Yesterday I came across a nice metaphor for the moment-to-moment act of surrender: when you resist reality, you are like a dog walking around with a ball in its mouth. Keeping the ball in your mouth requires constant tension and contraction, a vigilant defense against outside interference. To surrender is to let go of this tension and defensiveness. To let the ball drop out of your mouth.
The ball, as you might have guessed, is your idea of how things should be.
Since I’ve started paying attention, I have been blown away by the amount of balls in my mouth how much of this resistance I carry around by default. I seem programmed to seek something to resist. Duke isn’t walking fast enough. I don’t like the essay I wrote. I don’t feel like taking this phone call. On and on and on.

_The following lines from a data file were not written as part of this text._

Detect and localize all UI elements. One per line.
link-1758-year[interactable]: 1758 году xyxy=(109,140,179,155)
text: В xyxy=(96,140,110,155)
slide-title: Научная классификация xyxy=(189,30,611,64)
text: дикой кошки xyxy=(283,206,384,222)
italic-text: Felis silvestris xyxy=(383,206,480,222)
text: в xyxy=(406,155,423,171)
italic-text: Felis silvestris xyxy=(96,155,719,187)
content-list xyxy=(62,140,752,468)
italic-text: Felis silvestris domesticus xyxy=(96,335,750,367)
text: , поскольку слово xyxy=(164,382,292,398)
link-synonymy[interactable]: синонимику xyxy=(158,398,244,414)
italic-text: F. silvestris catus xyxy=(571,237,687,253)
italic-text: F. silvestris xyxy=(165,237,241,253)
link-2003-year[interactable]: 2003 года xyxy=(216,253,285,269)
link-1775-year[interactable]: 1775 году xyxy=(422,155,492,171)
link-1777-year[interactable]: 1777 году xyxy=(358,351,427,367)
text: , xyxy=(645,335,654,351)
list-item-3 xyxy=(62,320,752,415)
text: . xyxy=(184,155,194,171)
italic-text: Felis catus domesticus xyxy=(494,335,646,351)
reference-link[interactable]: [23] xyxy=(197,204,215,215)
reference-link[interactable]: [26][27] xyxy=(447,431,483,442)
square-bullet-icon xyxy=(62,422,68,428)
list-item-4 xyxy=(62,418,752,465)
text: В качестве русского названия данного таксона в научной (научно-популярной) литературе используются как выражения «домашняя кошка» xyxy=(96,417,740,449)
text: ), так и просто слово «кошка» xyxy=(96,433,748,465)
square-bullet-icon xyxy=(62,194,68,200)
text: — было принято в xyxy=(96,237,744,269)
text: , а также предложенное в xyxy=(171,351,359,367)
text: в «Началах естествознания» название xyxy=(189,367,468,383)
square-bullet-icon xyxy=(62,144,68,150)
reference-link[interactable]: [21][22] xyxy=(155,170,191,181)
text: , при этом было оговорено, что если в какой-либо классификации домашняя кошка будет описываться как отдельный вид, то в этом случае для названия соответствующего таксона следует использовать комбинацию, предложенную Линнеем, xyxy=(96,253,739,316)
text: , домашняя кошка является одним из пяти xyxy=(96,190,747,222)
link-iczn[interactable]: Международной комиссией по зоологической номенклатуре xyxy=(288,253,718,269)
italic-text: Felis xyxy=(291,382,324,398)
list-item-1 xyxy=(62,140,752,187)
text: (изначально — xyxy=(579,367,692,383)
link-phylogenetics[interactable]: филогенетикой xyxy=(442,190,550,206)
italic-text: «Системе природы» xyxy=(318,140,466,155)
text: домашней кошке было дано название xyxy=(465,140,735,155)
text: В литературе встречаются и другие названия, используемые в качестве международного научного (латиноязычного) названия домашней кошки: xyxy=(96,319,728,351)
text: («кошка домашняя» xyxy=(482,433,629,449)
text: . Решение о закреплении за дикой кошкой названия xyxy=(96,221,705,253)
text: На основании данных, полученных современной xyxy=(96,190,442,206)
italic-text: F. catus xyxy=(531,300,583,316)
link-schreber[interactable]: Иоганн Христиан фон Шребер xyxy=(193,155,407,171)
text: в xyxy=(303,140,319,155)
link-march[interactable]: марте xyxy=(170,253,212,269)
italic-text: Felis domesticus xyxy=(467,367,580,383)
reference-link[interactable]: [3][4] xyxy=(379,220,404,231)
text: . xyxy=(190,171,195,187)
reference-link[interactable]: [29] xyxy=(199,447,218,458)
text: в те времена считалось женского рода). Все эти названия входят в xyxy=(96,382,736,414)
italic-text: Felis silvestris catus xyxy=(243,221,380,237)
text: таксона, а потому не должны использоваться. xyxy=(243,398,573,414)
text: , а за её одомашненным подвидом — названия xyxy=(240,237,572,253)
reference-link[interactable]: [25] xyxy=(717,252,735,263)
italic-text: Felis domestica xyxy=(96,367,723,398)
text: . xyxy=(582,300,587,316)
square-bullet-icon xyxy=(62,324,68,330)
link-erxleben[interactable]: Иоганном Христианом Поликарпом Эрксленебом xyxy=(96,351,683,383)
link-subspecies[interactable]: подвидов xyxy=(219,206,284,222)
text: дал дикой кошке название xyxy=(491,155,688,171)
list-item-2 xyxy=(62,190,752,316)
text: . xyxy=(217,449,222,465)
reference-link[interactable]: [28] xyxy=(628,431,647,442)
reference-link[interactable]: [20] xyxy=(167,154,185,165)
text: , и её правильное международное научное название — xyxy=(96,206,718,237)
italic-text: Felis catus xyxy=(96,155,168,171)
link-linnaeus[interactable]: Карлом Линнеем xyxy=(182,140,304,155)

All of these micro-resistances are marked by an all-encompassing contraction, an enveloping tension of the body and mind. I want to say that it’s subtle, because I’ve walked around with it for most of my life, but it actually isn’t subtle at all. It’s quite jarring—especially when I release the resistance and get a glimpse of what it’s like without it.
This is all new to me, and I have questions: What are the cumulative effects of decades of tension? What does a life without that tension look like? What happens when I drop the ball?
What if I were to leave it on the ground?
"What if I were to leave it on the ground?" A beautiful question Alex.
You would be at peace with what is.
Unless, of course, your monkey mind kicked in and started judging yourself for leaving it on the ground.
It is my experience, that "being at peace with what is" is a transformation won, one moment at a time. Over. And over. And Over.
Great observations! I'm no expert in this, but the body does seem to hold tension. I spent a few years as a massage therapist, which made me more aware of where my aches and pains were coming from (slouching, jaw clenching, carrying a heavy purse, etc).
When I was 30, I started going to a therapist who specializes is ACT (Acceptance and Commitment Therapy). She would constantly ask me during our sessions "Where do you feel that in your body?" Emotions tend to show up in our body as physical sensations, but if you've spent a long time tuning your body out, you don't notice. People grind their teeth, press their tongue against the roof of their mouth, clench their feet, or tighten their shoulders without knowing it.
Some people go so far as to say certain emotions are connected to certain parts of the body. Supposedly shame lives in the pelvis. I don't know if I would go that far, but I do think freeing up your body helps you free up your mind.